María de la Concepción Espinoza, madre de Gómez, permanecía un tiempo en San Salvador y solía regresar a Chinandega como lo había hecho el martes pasado, pero cuando supo del suceso viajó la madrugada del viernes para repatriar el cadáver de su hijo.
Tras solicitar apoyo en vano al Consulado nicaragüense decidieron sepultarlo en aquel país. Gómez vivió su niñez y parte de la adolescencia en el reparto David Andino, sector noroeste de Chinandega.
HACE DIEZ AÑOS
Gómez emigró hace una década a ese país en busca de trabajo y desde hace un año laboraba en el taller donde lo mataron. El jueves a las 11:00 a.m. llegaron al taller dos sujetos y tras descender de un vehículo se dirigieron a dos de los trabajadores del local disparando a mansalva.
Aparentemente el crimen ocurrió por la falta de pago de la renta que cobran integrantes de la mara y al no encontrar al responsable del taller acabaron con la vida de los trabajadores.
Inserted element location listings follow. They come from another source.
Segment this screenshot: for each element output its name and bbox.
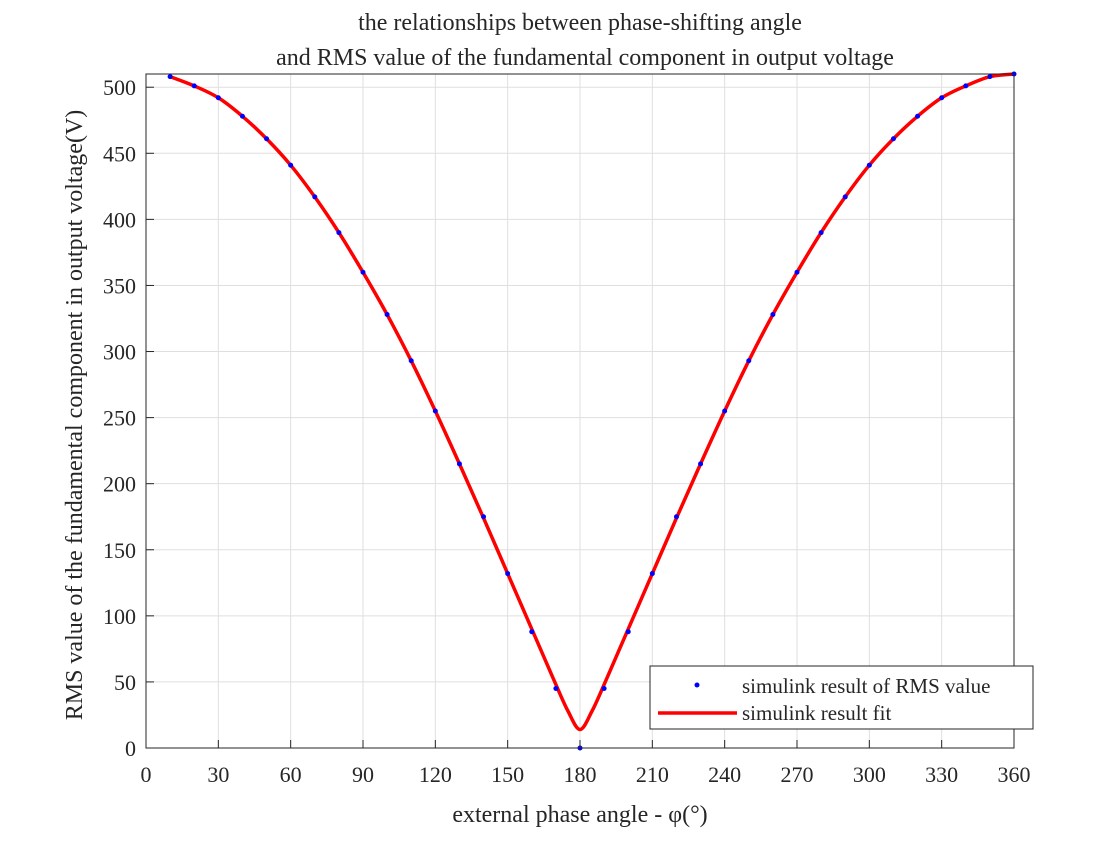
y-tick-label: 500	[103, 75, 136, 100]
y-tick-label: 150	[103, 538, 136, 563]
data-point	[625, 629, 631, 635]
x-tick-label: 0	[141, 762, 152, 787]
data-point	[890, 136, 896, 142]
chart-title-line-2: and RMS value of the fundamental compone…	[276, 45, 894, 71]
x-tick-label: 150	[491, 762, 524, 787]
y-tick-label: 350	[103, 273, 136, 298]
legend-label-rms-value: simulink result of RMS value	[742, 674, 991, 698]
data-point	[215, 95, 221, 101]
x-tick-label: 240	[708, 762, 741, 787]
data-point	[698, 461, 704, 467]
data-point	[360, 269, 366, 275]
data-point	[722, 408, 728, 414]
data-point	[673, 514, 679, 520]
data-point	[456, 461, 462, 467]
y-tick-label: 50	[114, 670, 136, 695]
data-point	[481, 514, 487, 520]
y-tick-label: 200	[103, 472, 136, 497]
legend-label-fit: simulink result fit	[742, 701, 891, 725]
chart-title-line-1: the relationships between phase-shifting…	[358, 10, 802, 36]
x-tick-label: 210	[636, 762, 669, 787]
legend-box	[649, 665, 1034, 730]
x-tick-label: 300	[853, 762, 886, 787]
y-tick-label: 0	[125, 736, 136, 761]
y-tick-label: 100	[103, 604, 136, 629]
series-line-fit	[169, 72, 1015, 732]
x-axis-label: external phase angle - φ(°)	[452, 802, 707, 828]
data-point	[915, 113, 921, 119]
data-point	[336, 230, 342, 236]
series-layer	[167, 71, 1017, 751]
data-point	[505, 571, 511, 577]
data-point	[384, 312, 390, 318]
data-point	[191, 83, 197, 89]
y-tick-label: 300	[103, 340, 136, 365]
y-tick-label: 450	[103, 141, 136, 166]
data-point	[939, 95, 945, 101]
x-tick-label: 120	[419, 762, 452, 787]
legend-marker-rms-value	[694, 682, 700, 688]
x-tick-label: 330	[925, 762, 958, 787]
data-point	[432, 408, 438, 414]
data-point	[746, 358, 752, 364]
data-point	[553, 686, 559, 692]
data-point	[264, 136, 270, 142]
data-point	[794, 269, 800, 275]
data-point	[963, 83, 969, 89]
data-point	[987, 74, 993, 80]
x-tick-label: 360	[998, 762, 1031, 787]
tick-layer: 0 30 60 90 120 150 180 210 240 270 300 330 360 0 50 100…	[103, 75, 1031, 787]
y-tick-label: 250	[103, 406, 136, 431]
grid-layer	[145, 74, 1015, 749]
data-point	[288, 162, 294, 168]
data-point	[529, 629, 535, 635]
data-point	[770, 312, 776, 318]
data-point	[842, 194, 848, 200]
data-point	[408, 358, 414, 364]
data-point	[866, 162, 872, 168]
data-point	[239, 113, 245, 119]
data-point	[649, 571, 655, 577]
x-tick-label: 60	[280, 762, 302, 787]
data-point	[167, 74, 173, 80]
data-point	[818, 230, 824, 236]
y-tick-label: 400	[103, 207, 136, 232]
data-point	[601, 686, 607, 692]
x-tick-label: 30	[207, 762, 229, 787]
x-tick-label: 270	[781, 762, 814, 787]
x-tick-label: 180	[564, 762, 597, 787]
y-axis-label: RMS value of the fundamental component i…	[62, 110, 88, 721]
legend: simulink result of RMS value simulink re…	[649, 665, 1034, 730]
x-tick-label: 90	[352, 762, 374, 787]
data-point	[312, 194, 318, 200]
Alexandra Carolina Gómez lamentó lo ocurrido. Dijo que regresó hace cinco años de El Salvador por la peligrosidad que envuelve a ese país centroamericano pero su hermano había decidido quedarse.
El cadáver del chinandegano fue entregado el anochecer del viernes a la familia nicaragüense en San Salvador, quienes lo sepultaron a las 10: 00 a.m. de ayer en uno de los camposantos de la capital salvadoreña.
9 chinandeganos han fallecido en lo que va del año en países con alta peligrosidad de maras y narcotráfico. En los últimos dos meses han muerto cuatro personas, dos en Guatemala y dos en El Salvador.